I have been working on my bio-tech project and I have been stuck on this for a long.
Idea - Generating DNA sequences from a set of probabilities.
- For a sample, I took a given DNA string of length 128 and figured out conditional probabilities - the probability that C will follow A and so on.
I have generated probabilities for all possible combinations and now I have to rebuild a DNA sequence based on these probabilities.
For a clear Idea, below is my code in Java :
public class Generator {
static HashMap<String, Integer> countMap = new HashMap<>();
static int totalA = 0;
static int totalC = 0;
static int totalG = 0;
static int totalT = 0;
public static void learnChains(String sequence) {
// A followed by *
countMap.put("AT", sequence.split(Pattern.quote("AT"), -1).length - 1);
countMap.put("AA", sequence.split(Pattern.quote("AA"), -1).length - 1);
countMap.put("AG", sequence.split(Pattern.quote("AG"), -1).length - 1);
countMap.put("AC", sequence.split(Pattern.quote("AC"), -1).length - 1);
// C followed by *
countMap.put("CT", sequence.split(Pattern.quote("CT"), -1).length - 1);
countMap.put("CA", sequence.split(Pattern.quote("CA"), -1).length - 1);
countMap.put("CG", sequence.split(Pattern.quote("CG"), -1).length - 1);
countMap.put("CC", sequence.split(Pattern.quote("CC"), -1).length - 1);
// G followed by *
countMap.put("GT", sequence.split(Pattern.quote("GT"), -1).length - 1);
countMap.put("GA", sequence.split(Pattern.quote("GA"), -1).length - 1);
countMap.put("GG", sequence.split(Pattern.quote("GG"), -1).length - 1);
countMap.put("GC", sequence.split(Pattern.quote("GC"), -1).length - 1);
// T followed by *
countMap.put("TT", sequence.split(Pattern.quote("TT"), -1).length - 1);
countMap.put("TA", sequence.split(Pattern.quote("TA"), -1).length - 1);
countMap.put("TG", sequence.split(Pattern.quote("TG"), -1).length - 1);
countMap.put("TC", sequence.split(Pattern.quote("TC"), -1).length - 1);
// Print the map.
System.out.println(countMap);
for (Map.Entry<String, Integer> e : countMap.entrySet()) {
if (e.getKey().startsWith("A")) {
totalA += e.getValue(); // Let total[A] = count[AA] + count[AC] + count[AG] + count[AT]
}
if (e.getKey().startsWith("C")) {
totalC += e.getValue();
}
if (e.getKey().startsWith("G")) {
totalG += e.getValue();
}
if (e.getKey().startsWith("T")) {
totalT += e.getValue();
}
}
System.out.println(totalA);
System.out.println(totalC);
System.out.println(totalG);
System.out.println(totalT);
The output for the same follows as :
{AA=7, CC=9, GG=8, TT=3, AC=10, CG=10, AG=7, GT=8, TA=8, TC=5, CT=5, AT=9, TG=9, GA=12, GC=6, CA=5}
33
29
34
25
Here I am getting stuck :
I have to generate a random string one character at a time. Start with a random character. Suppose it is “A”. Generate the next character as follows:
choose next character “A” with probability count[AA]/total[A]

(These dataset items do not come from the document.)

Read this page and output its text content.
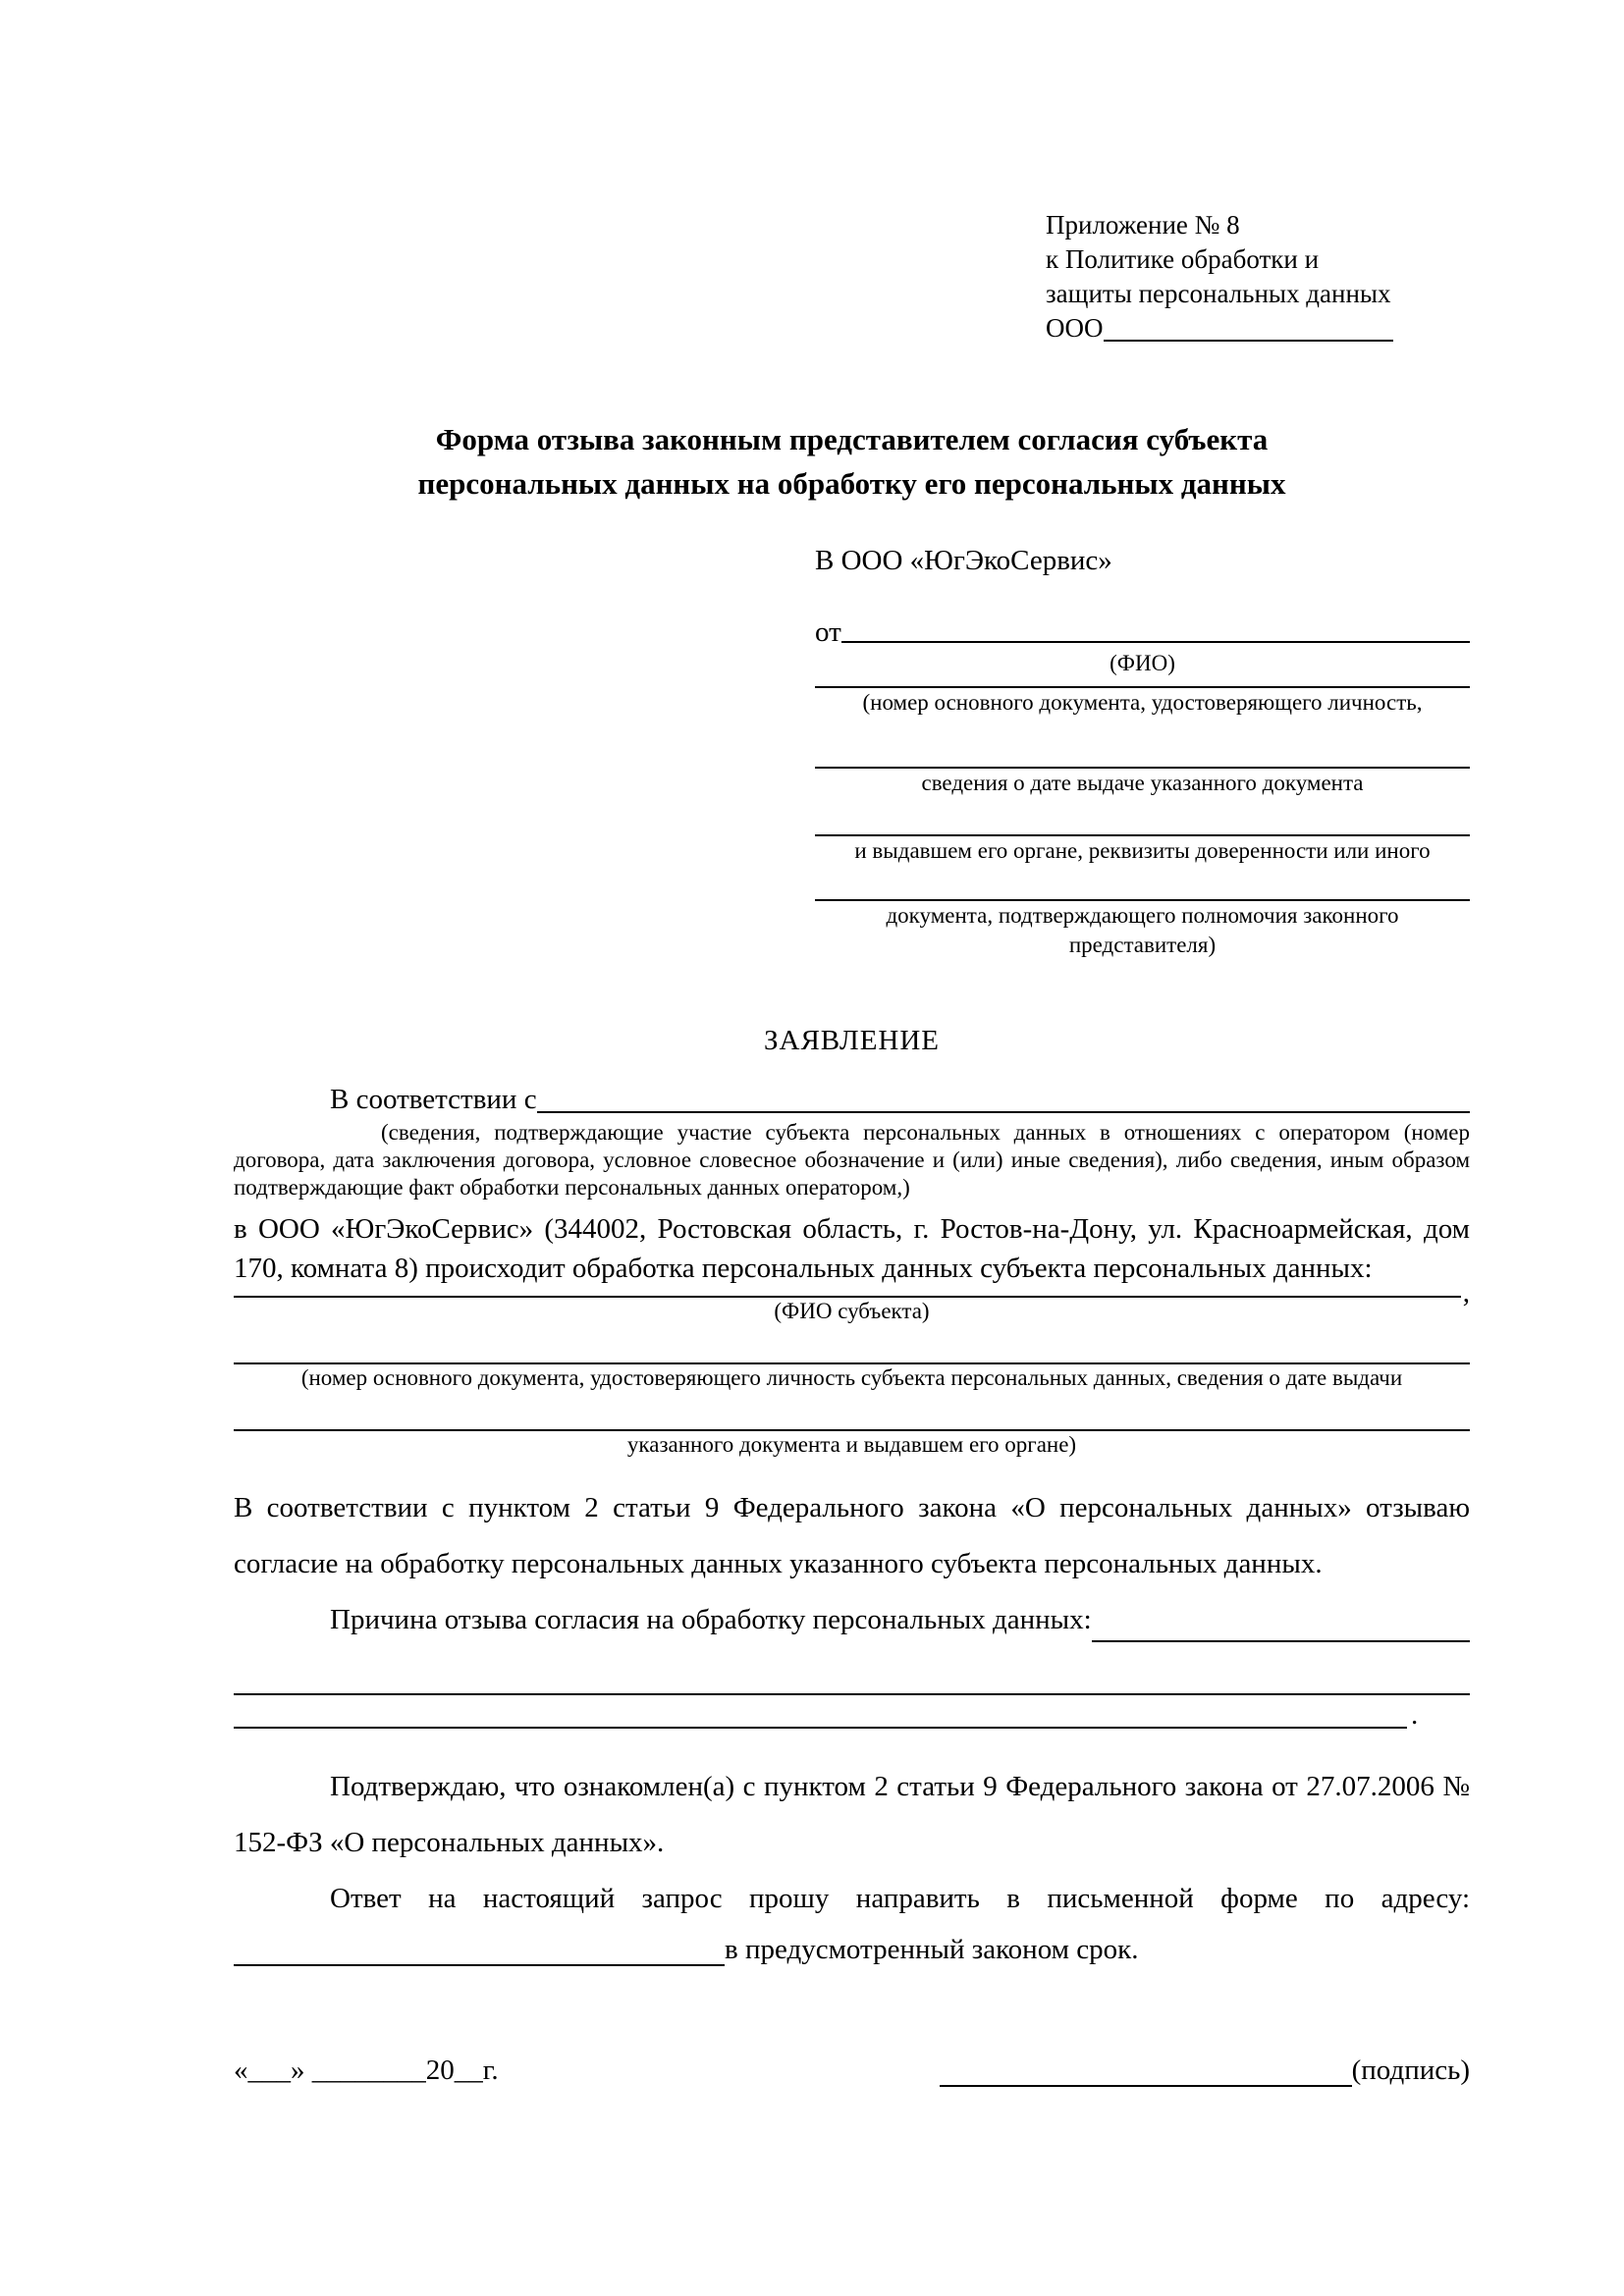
Приложение № 8
к Политике обработки и
защиты персональных данных
ООО
Форма отзыва законным представителем согласия субъекта
персональных данных на обработку его персональных данных
В ООО «ЮгЭкоСервис»
от
(ФИО)
(номер основного документа, удостоверяющего личность,
сведения о дате выдаче указанного документа
и выдавшем его органе, реквизиты доверенности или иного
документа, подтверждающего полномочия законного представителя)
ЗАЯВЛЕНИЕ
В соответствии с
(сведения, подтверждающие участие субъекта персональных данных в отношениях с оператором (номер договора, дата заключения договора, условное словесное обозначение и (или) иные сведения), либо сведения, иным образом подтверждающие факт обработки персональных данных оператором,)
в ООО «ЮгЭкоСервис» (344002, Ростовская область, г. Ростов-на-Дону, ул. Красноармейская, дом 170, комната 8) происходит обработка персональных данных субъекта персональных данных:
,
(ФИО субъекта)
(номер основного документа, удостоверяющего личность субъекта персональных данных, сведения о дате выдачи
указанного документа и выдавшем его органе)
В соответствии с пунктом 2 статьи 9 Федерального закона «О персональных данных» отзываю согласие на обработку персональных данных указанного субъекта персональных данных.
Причина отзыва согласия на обработку персональных данных:
.
Подтверждаю, что ознакомлен(а) с пунктом 2 статьи 9 Федерального закона от 27.07.2006 № 152-ФЗ «О персональных данных».
Ответ на настоящий запрос прошу направить в письменной форме по адресу:
в предусмотренный законом срок.
«___» ________20__г.	(подпись)
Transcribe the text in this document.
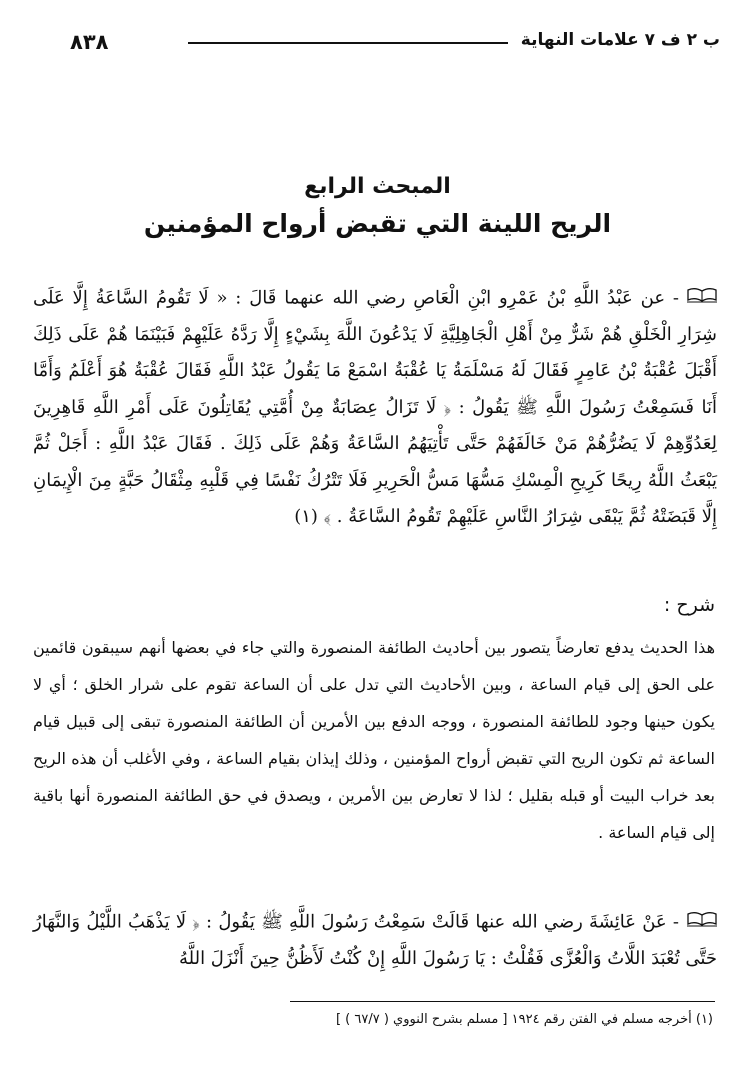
٨٣٨	ب ٢ ف ٧ علامات النهاية
المبحث الرابع
الريح اللينة التي تقبض أرواح المؤمنين
- عن عَبْدُ اللَّهِ بْنُ عَمْرِو ابْنِ الْعَاصِ رضي الله عنهما قَالَ : « لَا تَقُومُ السَّاعَةُ إِلَّا عَلَى شِرَارِ الْخَلْقِ هُمْ شَرٌّ مِنْ أَهْلِ الْجَاهِلِيَّةِ لَا يَدْعُونَ اللَّهَ بِشَيْءٍ إِلَّا رَدَّهُ عَلَيْهِمْ فَبَيْنَمَا هُمْ عَلَى ذَلِكَ أَقْبَلَ عُقْبَةُ بْنُ عَامِرٍ فَقَالَ لَهُ مَسْلَمَةُ يَا عُقْبَةُ اسْمَعْ مَا يَقُولُ عَبْدُ اللَّهِ فَقَالَ عُقْبَةُ هُوَ أَعْلَمُ وَأَمَّا أَنَا فَسَمِعْتُ رَسُولَ اللَّهِ ﷺ يَقُولُ : ﴿ لَا تَزَالُ عِصَابَةٌ مِنْ أُمَّتِي يُقَاتِلُونَ عَلَى أَمْرِ اللَّهِ قَاهِرِينَ لِعَدُوِّهِمْ لَا يَضُرُّهُمْ مَنْ خَالَفَهُمْ حَتَّى تَأْتِيَهُمُ السَّاعَةُ وَهُمْ عَلَى ذَلِكَ . فَقَالَ عَبْدُ اللَّهِ : أَجَلْ ثُمَّ يَبْعَثُ اللَّهُ رِيحًا كَرِيحِ الْمِسْكِ مَسُّهَا مَسُّ الْحَرِيرِ فَلَا تَتْرُكُ نَفْسًا فِي قَلْبِهِ مِثْقَالُ حَبَّةٍ مِنَ الْإِيمَانِ إِلَّا قَبَضَتْهُ ثُمَّ يَبْقَى شِرَارُ النَّاسِ عَلَيْهِمْ تَقُومُ السَّاعَةُ . ﴾ (١)
شرح :
هذا الحديث يدفع تعارضاً يتصور بين أحاديث الطائفة المنصورة والتي جاء في بعضها أنهم سيبقون قائمين على الحق إلى قيام الساعة ، وبين الأحاديث التي تدل على أن الساعة تقوم على شرار الخلق ؛ أي لا يكون حينها وجود للطائفة المنصورة ، ووجه الدفع بين الأمرين أن الطائفة المنصورة تبقى إلى قبيل قيام الساعة ثم تكون الريح التي تقبض أرواح المؤمنين ، وذلك إيذان بقيام الساعة ، وفي الأغلب أن هذه الريح بعد خراب البيت أو قبله بقليل ؛ لذا لا تعارض بين الأمرين ، ويصدق في حق الطائفة المنصورة أنها باقية إلى قيام الساعة .
- عَنْ عَائِشَةَ رضي الله عنها قَالَتْ سَمِعْتُ رَسُولَ اللَّهِ ﷺ يَقُولُ : ﴿ لَا يَذْهَبُ اللَّيْلُ وَالنَّهَارُ حَتَّى تُعْبَدَ اللَّاتُ وَالْعُزَّى فَقُلْتُ : يَا رَسُولَ اللَّهِ إِنْ كُنْتُ لَأَظُنُّ حِينَ أَنْزَلَ اللَّهُ
(١) أخرجه مسلم في الفتن رقم ١٩٢٤ [ مسلم بشرح النووي ( ٦٧/٧ ) ]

choose next character “C” with probability count[AC]/total[A]
choose next character “G” with probability count[AG]/total[A]
choose next character “T” with probability count[AT]/total[A]
If the next character is “T”, then you use count[T**]/total[T] as the probability of generating character ** next, and so on
I have been trying to generate the random strings using Math.random(), but haven't been successful yet.
Any help with this would be highly appreciated.